A big problem for me as a parent of a 3-year-old is that you and he naturally aren’t interested in the same things very much. I like to keep a podcast on my smartphone ready and the earbuds in my pocket in case i need something interesting to listen to while i’m watching my kid. If he’s playing at a playground safely, i can watch him and also listen to some comedian riff on his podcast. And this improves my ability to hang out at the playground and let my kid explore more and have fun.


But a lot of the time i don’t need to do that. I play with my kid without any earbuds in. we build stuff with building blocks. We draw stuff. I had wanted to get into painting and my son is at an age where the crayons and paper are fun to use. So i’ll paint at the table while he colors. I get to learn how to paint while spending time with my son.

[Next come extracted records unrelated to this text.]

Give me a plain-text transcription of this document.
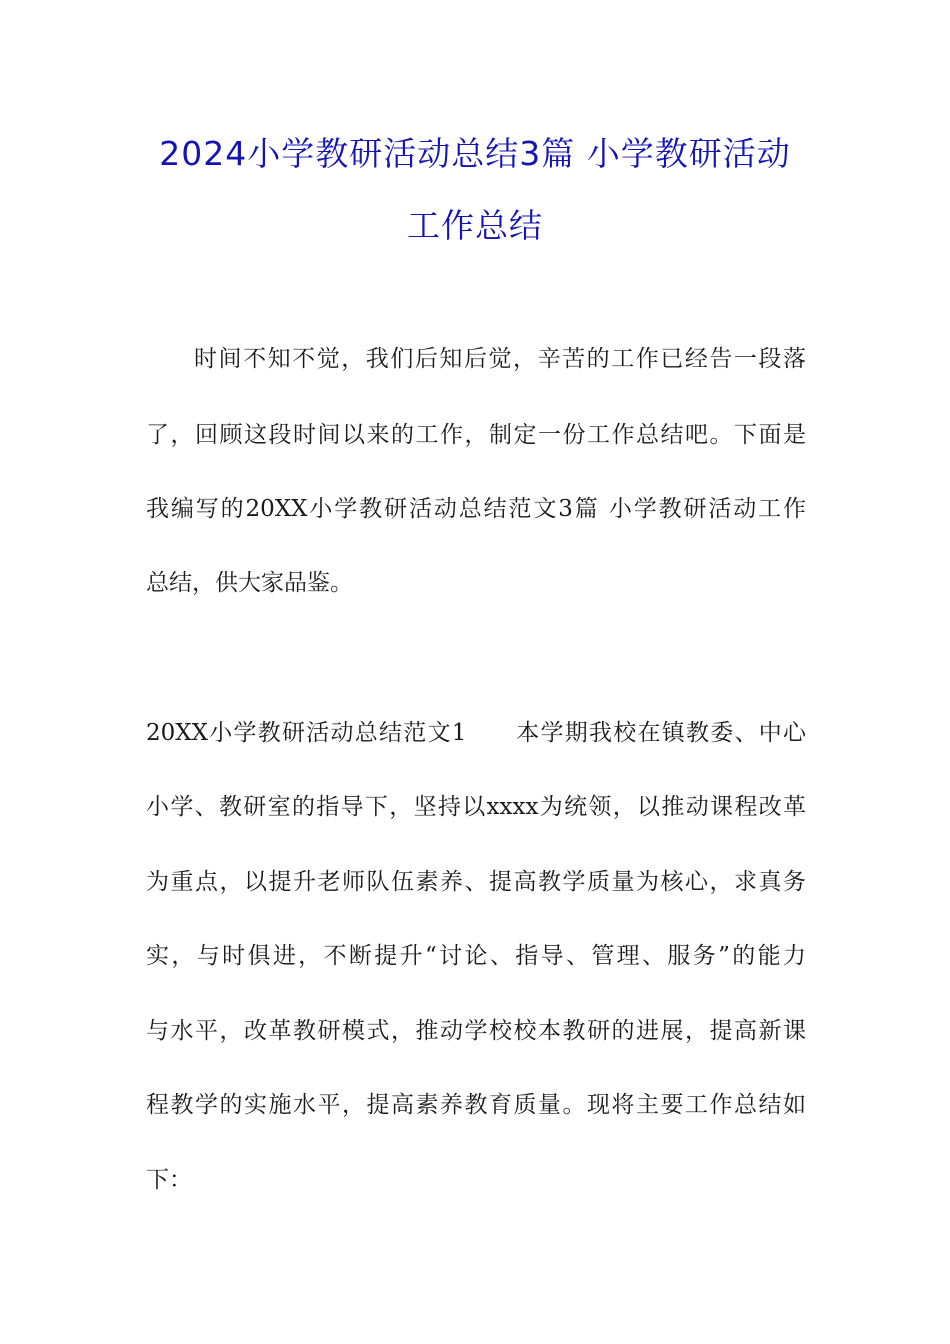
2024小学教研活动总结3篇 小学教研活动
工作总结
时间不知不觉，我们后知后觉，辛苦的工作已经告一段落
了，回顾这段时间以来的工作，制定一份工作总结吧。下面是
我编写的20XX小学教研活动总结范文3篇 小学教研活动工作
总结，供大家品鉴。
20XX小学教研活动总结范文1　　本学期我校在镇教委、中心
小学、教研室的指导下，坚持以xxxx为统领，以推动课程改革
为重点，以提升老师队伍素养、提高教学质量为核心，求真务
实，与时俱进，不断提升“讨论、指导、管理、服务”的能力
与水平，改革教研模式，推动学校校本教研的进展，提高新课
程教学的实施水平，提高素养教育质量。现将主要工作总结如
下：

I think probably the biggest help i can be to my son is to help him find good niches for himself, and to help him learn how to create niches for himself. There’s what you’re good at and there’s what you enjoy. I read somewhere advice that said you should find the intersection between what you enjoy doing and what makes money. The fun and productive method is that, essentially. You’re looking for what is enjoyable now and makes you better off in the long run. The enjoyable aspect serves as motivation. It keeps you in the game. I read a book a while ago that independently made this point regarding exercise--the book was called ‘no sweat’. The point it made was you should enjoy exercise and if you don’t, you’re not going to stick to it. A lot of life seems like that, to me.


Anyway, i’m trying to teach my kid some of the fun and productive method. I wish i had known it when i was younger. Maybe i could get some insights by imagining what life would have been like had i used the fun and productive approach earlier.


Well, so much of your childhood is in school. School is a major source of boredom, obviously. I was never very good at sitting and studying. If i could have made studying fun then maybe i would have done more of it, and done better academically. I did fine, but i followed a pattern i would later read is associated with adhd, which was that i did well in the lower grades when i didn’t need to be organized or disciplined and could rely on my smarts to get by, but as the higher grades came in, when studying and organization was more important, i’d do poorer.


One trick i developed as a got older was reading what was interesting in a text. I’d jump around looking for the interesting bits and skip the rest. I’d check off the sections that i read, pencil marks by the sections i had read, so i could avoid rereading and find what i hadn’t yet read. Interestingly, sections that looked boring and that i skipped on first pass would sometimes become more interesting when i came back to them later, after reading more interesting stuff. There was also something inherently sort of fun about trying to make sense of writing by reading out of order.